When they reached the lawns, the dancing black girls fell back, for, by unspoken accord, these were reserved for the white guests.

There were a hundred or so gathered below the wide thatched veranda.

Cathy was there, for she had ridden out three days before to help with the preparations. She was slender and cool in a dress of yellow muslin and the straw hat upon her dark head was wide as a wagon-wheel and loaded with artificial flowers of bright-coloured silk that Ralph had ordered from London.

Jonathan let out a'shriek when he saw Ralph, but Cathy held his hand firmly to prevent him being trampled in the crowd that surged forward to engulf the bridegroom in a storm of greetings and good cheer. Ralph left his horse, and came through the crowd, and Cathy almost lost her hat in the violence of his embrace. She had to snatch desperately at it, and then she froze and the colour drained from her face.

The door of the mule coach had opened, Jordan jumped down and set the step.

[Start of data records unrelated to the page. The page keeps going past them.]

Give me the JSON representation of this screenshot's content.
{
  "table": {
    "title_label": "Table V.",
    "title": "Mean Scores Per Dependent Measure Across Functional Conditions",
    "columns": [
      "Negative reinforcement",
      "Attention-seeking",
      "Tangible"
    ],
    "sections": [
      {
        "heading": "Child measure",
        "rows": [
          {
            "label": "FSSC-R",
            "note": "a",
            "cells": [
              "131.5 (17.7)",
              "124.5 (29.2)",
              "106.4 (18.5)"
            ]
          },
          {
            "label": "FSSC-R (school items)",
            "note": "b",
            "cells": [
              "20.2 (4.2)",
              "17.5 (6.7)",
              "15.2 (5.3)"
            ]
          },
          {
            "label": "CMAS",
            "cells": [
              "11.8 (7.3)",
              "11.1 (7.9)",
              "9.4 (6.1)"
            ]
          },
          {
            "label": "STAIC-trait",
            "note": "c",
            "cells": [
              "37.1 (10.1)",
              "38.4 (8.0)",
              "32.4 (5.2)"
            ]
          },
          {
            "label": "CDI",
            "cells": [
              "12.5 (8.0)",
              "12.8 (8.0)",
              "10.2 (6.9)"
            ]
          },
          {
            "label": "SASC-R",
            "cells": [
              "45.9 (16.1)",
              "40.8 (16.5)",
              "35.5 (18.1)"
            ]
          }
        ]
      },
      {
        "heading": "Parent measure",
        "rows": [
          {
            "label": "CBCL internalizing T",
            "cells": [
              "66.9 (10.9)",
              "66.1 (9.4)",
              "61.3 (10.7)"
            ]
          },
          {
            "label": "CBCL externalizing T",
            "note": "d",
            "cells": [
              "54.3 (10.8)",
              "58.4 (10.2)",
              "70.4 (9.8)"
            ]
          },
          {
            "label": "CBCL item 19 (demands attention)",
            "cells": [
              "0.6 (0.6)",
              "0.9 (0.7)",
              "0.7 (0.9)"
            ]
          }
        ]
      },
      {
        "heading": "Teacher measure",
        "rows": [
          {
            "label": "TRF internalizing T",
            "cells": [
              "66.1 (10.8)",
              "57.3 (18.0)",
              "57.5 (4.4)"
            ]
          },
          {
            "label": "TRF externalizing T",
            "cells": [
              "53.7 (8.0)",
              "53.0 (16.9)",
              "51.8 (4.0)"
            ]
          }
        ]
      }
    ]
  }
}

"Ralph," Cathy blurted, clinging to his arm. "It's him! What's he doing here?" Mr. Rhodes" bulk had appeared in the doorway of the carriage, and a shocked hush fell upon them all.

"Oh Ralph, what will Mama say? Couldn't you have stopped him?"

"Nobody stops him," Ralph murmured, without releasing her. "Besides this is going to be better than a cock-fight, any day." As he said it, Robyn St. John, drawn by the commotion, came out onto the step of the homestead. Her face, still flushed from the heat of the stove, was radiant with a smile of welcome for her latest guests, but the smile shrivelled when she recognized the man in the doorway of the carriage.

She stiffened, and the flush receded from her face, leaving it icy pale.